I. KUR’AN’DA AHİRETE İMAN
A. Kur’an Öncesi Araplarda (Cahiliye) Hayat Ve Ölüm Anlayışı
İnsanlık tarihinin en karanlık dönemlerinden birini aydınlatarak gelen Tevhid zincirinin son halkası olan Kur’an’ın getirdiği inanç sistemimde ahiretin yerini incelemeye geçmeden önce, bu karanlık dönemde hakim olan inançlara ve sosyal yapıya bir göz atmak istiyoruz.

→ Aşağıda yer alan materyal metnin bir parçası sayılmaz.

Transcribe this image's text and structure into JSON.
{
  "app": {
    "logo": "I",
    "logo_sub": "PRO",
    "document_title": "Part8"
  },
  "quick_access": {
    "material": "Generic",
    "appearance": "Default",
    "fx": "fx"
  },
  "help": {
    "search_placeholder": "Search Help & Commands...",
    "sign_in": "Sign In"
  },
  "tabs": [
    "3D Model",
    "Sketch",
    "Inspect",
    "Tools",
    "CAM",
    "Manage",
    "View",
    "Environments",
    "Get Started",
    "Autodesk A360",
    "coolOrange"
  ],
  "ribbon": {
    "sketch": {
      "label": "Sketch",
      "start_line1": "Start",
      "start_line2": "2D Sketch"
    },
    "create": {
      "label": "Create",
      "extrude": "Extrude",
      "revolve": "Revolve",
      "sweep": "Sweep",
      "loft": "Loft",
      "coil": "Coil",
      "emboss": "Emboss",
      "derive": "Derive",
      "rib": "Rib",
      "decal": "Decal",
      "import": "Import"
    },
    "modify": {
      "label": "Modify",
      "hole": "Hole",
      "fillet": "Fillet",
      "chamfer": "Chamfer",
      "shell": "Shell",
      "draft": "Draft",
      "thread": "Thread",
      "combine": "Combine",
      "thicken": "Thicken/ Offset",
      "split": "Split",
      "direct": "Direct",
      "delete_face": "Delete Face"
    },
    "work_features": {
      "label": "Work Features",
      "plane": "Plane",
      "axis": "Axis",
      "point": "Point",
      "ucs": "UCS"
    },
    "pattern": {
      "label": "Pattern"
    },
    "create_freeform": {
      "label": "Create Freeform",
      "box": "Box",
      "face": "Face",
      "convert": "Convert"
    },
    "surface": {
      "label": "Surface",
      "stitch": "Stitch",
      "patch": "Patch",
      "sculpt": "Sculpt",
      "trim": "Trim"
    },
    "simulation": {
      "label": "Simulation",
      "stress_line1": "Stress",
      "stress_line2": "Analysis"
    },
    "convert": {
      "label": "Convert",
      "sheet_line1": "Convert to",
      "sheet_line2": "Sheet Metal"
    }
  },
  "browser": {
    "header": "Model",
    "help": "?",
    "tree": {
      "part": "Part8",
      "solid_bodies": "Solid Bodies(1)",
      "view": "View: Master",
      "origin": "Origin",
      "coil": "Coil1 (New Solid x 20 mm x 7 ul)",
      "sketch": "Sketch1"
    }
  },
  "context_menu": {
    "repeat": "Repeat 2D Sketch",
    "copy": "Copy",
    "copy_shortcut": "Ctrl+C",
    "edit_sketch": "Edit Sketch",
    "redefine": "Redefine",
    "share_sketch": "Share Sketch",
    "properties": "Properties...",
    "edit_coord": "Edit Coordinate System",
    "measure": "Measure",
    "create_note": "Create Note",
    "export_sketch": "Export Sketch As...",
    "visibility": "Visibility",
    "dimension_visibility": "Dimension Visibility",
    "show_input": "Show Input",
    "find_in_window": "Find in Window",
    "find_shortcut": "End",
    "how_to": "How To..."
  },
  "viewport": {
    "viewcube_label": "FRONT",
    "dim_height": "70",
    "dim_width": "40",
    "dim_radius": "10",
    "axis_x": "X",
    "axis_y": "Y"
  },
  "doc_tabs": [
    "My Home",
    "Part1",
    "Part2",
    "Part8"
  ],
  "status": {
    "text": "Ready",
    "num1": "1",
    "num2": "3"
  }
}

Kur’an bize, müşrik Arapların ölüm, ölüm ötesi ve dirilme ile ilgili inançlannı açık ve net bir şekiîde anlatmaktadır:
“Hayat ancak bu dünyadaki hayatımızdır. Ölürüz ve yaşarız; bizi ancak zamanın geçişi yokluğa sürükler’ derler. Onların bu hususta bir bilgisi yoktur. Sadece böyle sanırlar.”155
“Bu dünya hayatımızdan başka birşey yoktur ve biz diriltilmiyeceğiz.”156 “İlk ölümümüzden sonra artık birşey yoktur. Biz ayağa kaldırılıp yayılacak değiliz.”157
Kur’an’a göre onlar, ölüm sonrası hayat konusunda kesin bir olumsuzluk içerisinde bulunmaktadırlar.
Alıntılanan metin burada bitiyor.